The stricter German entry rules for commuters from the Czech Republic have met with criticism in the neighboring country.
Since Sunday, cross-border commuters have had to present a negative corona test every time they drive to Germany, which must not be older than 48 hours.
The background is the classification of the Czech Republic as a high-risk area.
Only in Saxony two tests per week are sufficient.
The life of cross-border workers and their families is made more difficult, said Jan Triska from the Czech Commuter Association (APCR).
Those who can afford it will look for a new job in the Czech Republic.
For many, however, it is about their existence.
“The uncertainty is huge,” said Triska.
Many are of the opinion that the tightening is politically motivated.
"The politicians in Germany are blaming the unfavorable Corona situation on the commuters, on the Czechs, even if there is no relevant data," said the representative of the interest group.

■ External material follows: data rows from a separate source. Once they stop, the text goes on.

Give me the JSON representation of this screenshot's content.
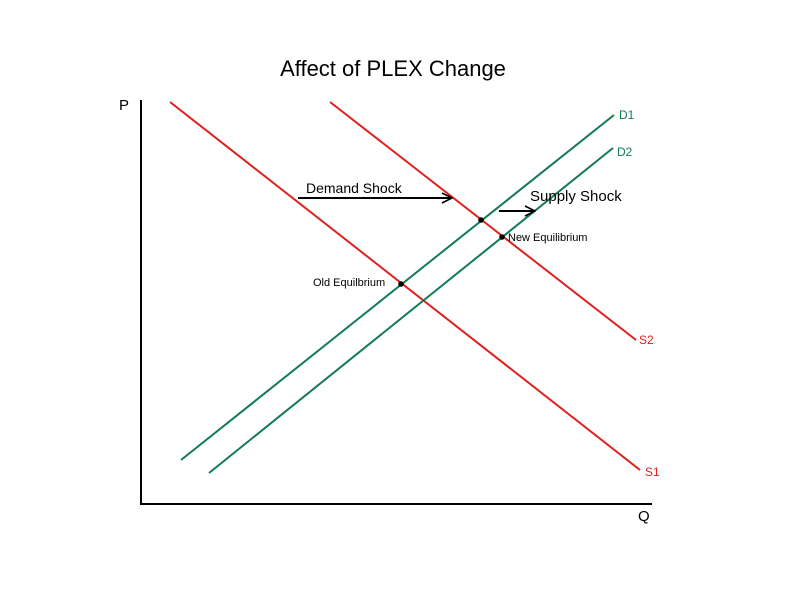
{
  "title": "Affect of PLEX Change",
  "axes": {
    "y_label": "P",
    "x_label": "Q"
  },
  "curves": {
    "s1": "S1",
    "s2": "S2",
    "d1": "D1",
    "d2": "D2"
  },
  "annotations": {
    "demand_shock": "Demand Shock",
    "supply_shock": "Supply Shock",
    "old_equilibrium": "Old Equilbrium",
    "new_equilibrium": "New Equilibrium"
  },
  "colors": {
    "supply": "#e02020",
    "demand": "#127c50",
    "axis": "#000000"
  }
}
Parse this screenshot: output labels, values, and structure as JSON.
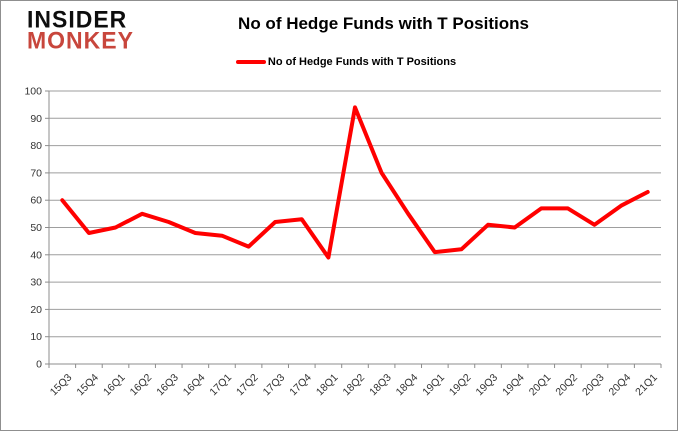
{
  "header": {
    "logo_line1": "INSIDER",
    "logo_line2": "MONKEY",
    "logo_color2": "#c8463c",
    "title": "No of Hedge Funds with T Positions"
  },
  "legend": {
    "label": "No of Hedge Funds with T Positions",
    "color": "#ff0000"
  },
  "colors": {
    "series": "#ff0000",
    "grid": "#9e9e9e",
    "axis": "#8c8c8c",
    "tick_label": "#333333"
  },
  "chart_data": {
    "type": "line",
    "title": "No of Hedge Funds with T Positions",
    "legend_entries": [
      "No of Hedge Funds with T Positions"
    ],
    "legend_position": "top",
    "grid": true,
    "categories": [
      "15Q3",
      "15Q4",
      "16Q1",
      "16Q2",
      "16Q3",
      "16Q4",
      "17Q1",
      "17Q2",
      "17Q3",
      "17Q4",
      "18Q1",
      "18Q2",
      "18Q3",
      "18Q4",
      "19Q1",
      "19Q2",
      "19Q3",
      "19Q4",
      "20Q1",
      "20Q2",
      "20Q3",
      "20Q4",
      "21Q1"
    ],
    "series": [
      {
        "name": "No of Hedge Funds with T Positions",
        "color": "#ff0000",
        "values": [
          60,
          48,
          50,
          55,
          52,
          48,
          47,
          43,
          52,
          53,
          39,
          94,
          70,
          55,
          41,
          42,
          51,
          50,
          57,
          57,
          51,
          58,
          63
        ]
      }
    ],
    "xlabel": "",
    "ylabel": "",
    "ylim": [
      0,
      100
    ],
    "yticks": [
      0,
      10,
      20,
      30,
      40,
      50,
      60,
      70,
      80,
      90,
      100
    ]
  }
}
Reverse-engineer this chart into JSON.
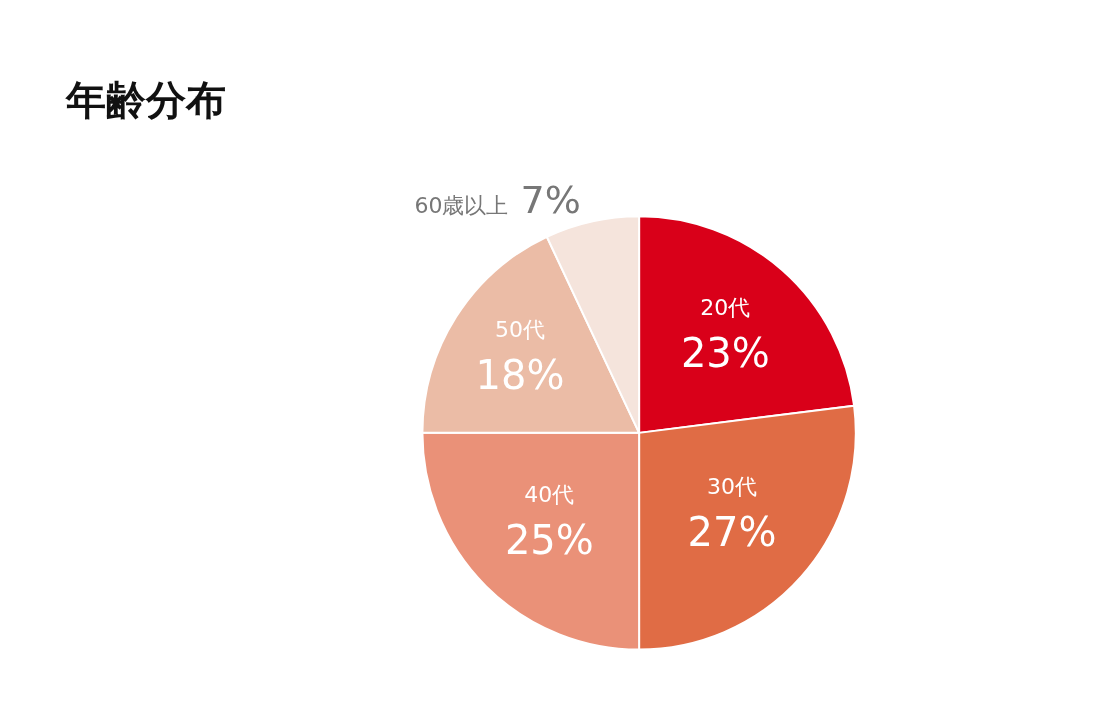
{
  "chart_data": {
    "type": "pie",
    "title": "年齢分布",
    "categories": [
      "20代",
      "30代",
      "40代",
      "50代",
      "60歳以上"
    ],
    "values": [
      23,
      27,
      25,
      18,
      7
    ],
    "value_labels": [
      "23%",
      "27%",
      "25%",
      "18%",
      "7%"
    ],
    "colors": [
      "#d90019",
      "#e06c45",
      "#ea9178",
      "#ebbca6",
      "#f5e4dc"
    ]
  }
}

It is estimated that between 35,000 and 60,000 Czechs regularly go to work in Germany.
The President of the Karlovy Vary Administrative Region, Petr Kulhanek, drew attention to another problem on the TV channel CT.
The requirement to retest the commuters every 48 hours is an "enormous burden" for the corona test system.
There is a threat that real suspected cases will no longer get an appointment for a test for the Sars-CoV-2 virus.
Since the beginning of the pandemic, there have been 937,617 confirmed corona infections and 15,369 deaths in the Czech Republic.
The EU member state has around 10.7 million inhabitants.
The hospital in the western border town of Cheb is particularly overburdened.
Almost every day Covid-19 intensive care patients are transferred from there by helicopter to other parts of the country.